Il pirata malese Sandokan è senza dubbio la sua creatura più celebre, e le sue epiche imprese contro l’Impero coloniale britannico impersonato dallo spietato James Brooke, rajah di Sarawak, riecheggiano nelle vicende nazionali appena trascorse dell’eroe ribelle Garibaldi e dello spietato Generale austriaco Radetzky, trasferendole in lidi lontani dove può tirare in ballo i kriss, i babirussa, i ramsinga… Ma, come accennato, l’incanto che i lettori provano per i romanzi di Salgari non nasce solo dalla fervida fantasia dell’autore: egli si documentava in modo minuzioso e onnivoro su enciclopedie, giornali, atlanti, resoconti di viaggio ed esplorazioni, creando schede dettagliate su ogni luogo per far cadere, di tanto in tanto, come gocce di profumo, quei nomi così strani ed evocativi nelle sue pagine. E così la Natura, selvaggia e scatenata, è protagonista indiscussa della sua scrittura.

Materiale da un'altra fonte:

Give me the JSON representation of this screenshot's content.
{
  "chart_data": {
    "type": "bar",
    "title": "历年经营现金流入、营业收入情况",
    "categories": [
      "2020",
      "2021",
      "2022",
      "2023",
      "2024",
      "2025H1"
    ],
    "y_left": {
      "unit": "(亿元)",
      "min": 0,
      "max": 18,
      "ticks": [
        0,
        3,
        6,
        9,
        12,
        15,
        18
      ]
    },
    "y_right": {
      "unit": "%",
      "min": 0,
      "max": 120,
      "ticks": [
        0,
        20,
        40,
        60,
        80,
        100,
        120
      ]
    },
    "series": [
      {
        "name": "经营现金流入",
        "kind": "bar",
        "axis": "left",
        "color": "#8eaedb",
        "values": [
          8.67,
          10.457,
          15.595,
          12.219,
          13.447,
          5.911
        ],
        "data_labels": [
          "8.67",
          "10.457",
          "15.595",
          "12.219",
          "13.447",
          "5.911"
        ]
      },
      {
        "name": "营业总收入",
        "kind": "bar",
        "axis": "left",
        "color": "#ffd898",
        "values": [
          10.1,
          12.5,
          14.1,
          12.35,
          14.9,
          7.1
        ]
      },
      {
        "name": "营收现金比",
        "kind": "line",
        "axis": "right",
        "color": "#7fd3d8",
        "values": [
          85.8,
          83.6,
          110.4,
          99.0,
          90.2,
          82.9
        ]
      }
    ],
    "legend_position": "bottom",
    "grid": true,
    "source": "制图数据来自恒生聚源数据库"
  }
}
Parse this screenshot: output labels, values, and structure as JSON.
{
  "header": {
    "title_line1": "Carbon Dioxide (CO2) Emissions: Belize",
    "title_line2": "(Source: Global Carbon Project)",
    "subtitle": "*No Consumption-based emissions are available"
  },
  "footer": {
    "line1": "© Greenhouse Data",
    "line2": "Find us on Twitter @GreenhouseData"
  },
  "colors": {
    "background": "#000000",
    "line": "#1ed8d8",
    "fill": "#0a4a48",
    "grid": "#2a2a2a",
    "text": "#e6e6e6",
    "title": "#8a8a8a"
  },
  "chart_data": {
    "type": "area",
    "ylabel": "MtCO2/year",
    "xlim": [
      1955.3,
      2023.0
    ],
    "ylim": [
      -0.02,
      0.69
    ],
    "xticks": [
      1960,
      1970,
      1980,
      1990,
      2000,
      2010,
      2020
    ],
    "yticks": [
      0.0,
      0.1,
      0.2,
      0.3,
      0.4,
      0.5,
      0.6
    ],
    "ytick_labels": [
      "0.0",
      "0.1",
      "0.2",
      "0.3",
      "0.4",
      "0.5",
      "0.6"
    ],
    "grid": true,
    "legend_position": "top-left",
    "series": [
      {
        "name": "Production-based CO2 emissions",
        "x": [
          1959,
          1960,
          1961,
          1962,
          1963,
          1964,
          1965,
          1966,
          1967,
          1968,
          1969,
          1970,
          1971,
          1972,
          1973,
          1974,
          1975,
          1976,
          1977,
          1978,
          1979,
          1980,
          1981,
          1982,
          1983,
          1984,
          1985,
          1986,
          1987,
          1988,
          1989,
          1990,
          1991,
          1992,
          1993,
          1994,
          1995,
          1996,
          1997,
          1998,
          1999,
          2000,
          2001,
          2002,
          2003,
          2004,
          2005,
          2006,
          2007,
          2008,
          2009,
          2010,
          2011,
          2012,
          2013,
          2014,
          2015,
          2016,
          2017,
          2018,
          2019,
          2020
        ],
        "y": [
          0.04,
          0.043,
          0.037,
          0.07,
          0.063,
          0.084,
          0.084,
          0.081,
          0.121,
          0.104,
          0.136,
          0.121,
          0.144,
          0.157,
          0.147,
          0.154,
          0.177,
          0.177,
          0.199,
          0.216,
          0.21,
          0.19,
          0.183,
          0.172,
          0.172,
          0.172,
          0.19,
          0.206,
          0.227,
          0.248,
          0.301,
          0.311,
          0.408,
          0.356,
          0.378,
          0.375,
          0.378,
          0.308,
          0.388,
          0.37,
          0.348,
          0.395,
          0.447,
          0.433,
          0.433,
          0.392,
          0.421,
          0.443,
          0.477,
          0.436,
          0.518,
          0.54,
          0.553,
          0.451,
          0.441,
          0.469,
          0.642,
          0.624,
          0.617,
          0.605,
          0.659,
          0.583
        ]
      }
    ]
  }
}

E se le gesta temerarie di Sandokan hanno avvinto anche un lettore-guerrigliero come Che Guevara, le descrizioni salgariane della

Natura, come quella che segue, hanno acceso nell’animo di un lettore-alfiere dell’ambientalismo come Fulco Pratesi la voglia di andare a vedere con i propri occhi quei luoghi: “È raro se scorgete un banian torreggiare al di sopra di quelle gigantesche canne, ancor più raro se v’accade di scorgere un gruppo di manghieri, di giacchieri o di nagassi sorgere fra i pantani, o se vi giunge all’olfatto il soave profumo del gelsomino, dello sciambaga o del mussenda, che spuntano timidamente fra quel caos di vegetali. È là, fra quegli ammassi di spine di bambù, fra quei pantani e quelle acque gialle, che si celano le tigri; è là che nuotano e spiano la preda orridi e giganteschi coccodrilli, sempre avidi di carne umana; è là che vaga il formidabile rinoceronte a cui tutto fa ombra e lo irrita alla pazzia; è là che vivono e muoiono le numerose varietà di serpenti indiani”. Così commenta Pratesi: “Quelli che Salgari chiama giacchieri sono i jackfruit (Artocarpus heterophyllus), un albero che produce grandi frutti gustosi, parente stretto dell’albero del pane. I manghieri sono invece i mangostani (Garcinia mangostana), piante arboree che producono anch’esse dei frutti eduli. I nagassi e la sciambaga sono arbusti dai fiori profumati, come la mussenda, tipici del sottobosco. Frutta a parte, pensate che tali orride descrizioni avrebbero potuto distogliermi dal sogno di andare a visitare, appena possibile, questo regno selvaggio di thugs e di cobra, di coccodrilli e di bambù spinosi? Naturalmente no. E così ci sono andato” (Fulco Pratesi, “Nella giungla di Sandokan”, Gallucci editore).
Di quei luoghi resta nella memoria, insieme ai personaggi epici che la frequentarono, il cacciatore di serpenti Tremal-Naik e il suo fedele servitore Kammamuri
IL RITORNO IN TV

La Tigre della Malesia è pronta a ruggire ancora. Nel 1976 la Rai mandò in onda lo sceneggiato “Sandokan” diretto da Sergio Sollima, e accadde qualcosa di magico: il Paese si fermò. L’interpretazione carismatica dell’attore indiano Kabir Bedi, unita a una produzione imponente per l’epoca, con location esotiche e scene d’azione memorabili, trasformò la serie in un fenomeno culturale senza precedenti. Ora il testimone passa a Can Yaman (nella foto), attore turco di fama internazionale. La nuova serie, prodotta da Lux Vide in collaborazione con Rai Fiction, non sarà un semplice remake, ma una rilettura del mito salgariano, pensata per un pubblico globale e abituato ai linguaggi della serialità contemporanea. Il nuovo Sandokan si propone come un personaggio più complesso e sfaccettato, un eroe moderno che combatte le sue battaglie in un mondo globalizzato.